Qumsiyeh M.B.a · Barker S.a · Dover S.a · Kennedy P.K.b · Kennedy M.P.b
aDuke University Medical Center, Durham, NC, and bThe University of Memphis, Memphis, TN (USA) Cytogenet Cell Genet 87:27–31 (1999) (DOI:10.1159/000015387)



Western Tennessee contains unusually highly polymorphic populations of southern short-tailed shrews (Blarina carolinensis). We previously documented eight Robertsonian translocations (ROBs) accounting for a variation in diploid number from 46 in most of this species’ range to 34–40 in western Tennessee. We have now expanded our study to include data from adjacent areas in Tennessee and Mississippi, 10 localities in all. The new data show a variation in diploid number ranging from 31 to 41, four new ROBs (for a total of 12), and the novel finding of monobrachial translocations in this group. All animals collected from this large area (extending over 12,000 km2) had some level of ROBs, and none represented the 2n = 46 form seen in other parts of the range of this species.

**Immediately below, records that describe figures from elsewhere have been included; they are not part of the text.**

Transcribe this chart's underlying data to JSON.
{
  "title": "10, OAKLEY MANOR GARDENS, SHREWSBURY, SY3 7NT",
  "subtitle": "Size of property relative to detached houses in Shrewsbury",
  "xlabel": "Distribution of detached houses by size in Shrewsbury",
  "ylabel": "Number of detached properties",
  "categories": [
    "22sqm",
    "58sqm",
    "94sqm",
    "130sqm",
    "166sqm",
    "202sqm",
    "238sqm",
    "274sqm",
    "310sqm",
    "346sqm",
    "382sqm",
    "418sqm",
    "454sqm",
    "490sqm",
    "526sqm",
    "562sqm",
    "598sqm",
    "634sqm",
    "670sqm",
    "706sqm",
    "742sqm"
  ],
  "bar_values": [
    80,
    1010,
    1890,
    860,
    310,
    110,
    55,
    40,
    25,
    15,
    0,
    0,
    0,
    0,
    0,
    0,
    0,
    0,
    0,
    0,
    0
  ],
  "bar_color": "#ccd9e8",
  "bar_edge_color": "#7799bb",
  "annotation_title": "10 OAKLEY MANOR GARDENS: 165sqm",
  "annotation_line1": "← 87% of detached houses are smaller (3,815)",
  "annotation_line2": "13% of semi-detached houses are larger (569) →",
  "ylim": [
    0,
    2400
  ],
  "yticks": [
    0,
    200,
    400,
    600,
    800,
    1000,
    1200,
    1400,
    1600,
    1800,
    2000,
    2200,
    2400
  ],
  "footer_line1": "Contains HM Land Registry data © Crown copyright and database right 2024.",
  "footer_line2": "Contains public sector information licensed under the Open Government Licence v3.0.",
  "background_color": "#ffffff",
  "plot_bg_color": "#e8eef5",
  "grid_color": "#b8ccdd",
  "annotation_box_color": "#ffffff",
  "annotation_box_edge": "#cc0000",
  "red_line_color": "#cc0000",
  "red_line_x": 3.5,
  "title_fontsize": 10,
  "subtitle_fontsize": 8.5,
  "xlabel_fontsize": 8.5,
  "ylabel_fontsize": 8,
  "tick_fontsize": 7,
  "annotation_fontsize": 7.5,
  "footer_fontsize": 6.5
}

Because other species of shrews (genus Sorex) are not affected in the same area, the factors and/or selective forces causing this extensive polymorphism in B. carolinensis must be unique to this species and to this geographic area. Some ROBs were found throughout this large area of over 12,000 km2. Other translocations (including those with monobrachial homology) were located in one or two localities in this large area, and still other translocations were intermediate in their distribution. There was a concentric pattern to the evolution and presumed spreading of the ROBs. This allowed us to expand the concept of a Robertsonian “fan,” introduced by Matthey (1970), to that of concentric evolution of multiple fusion fans: ROBs likely arose independently, separated temporally and geographically, and radiated into surrounding populations to create this complex zone of polymorphism. This is an active process in its infancy, and it is not as mature as that seen in European studies of Mus and Sorex.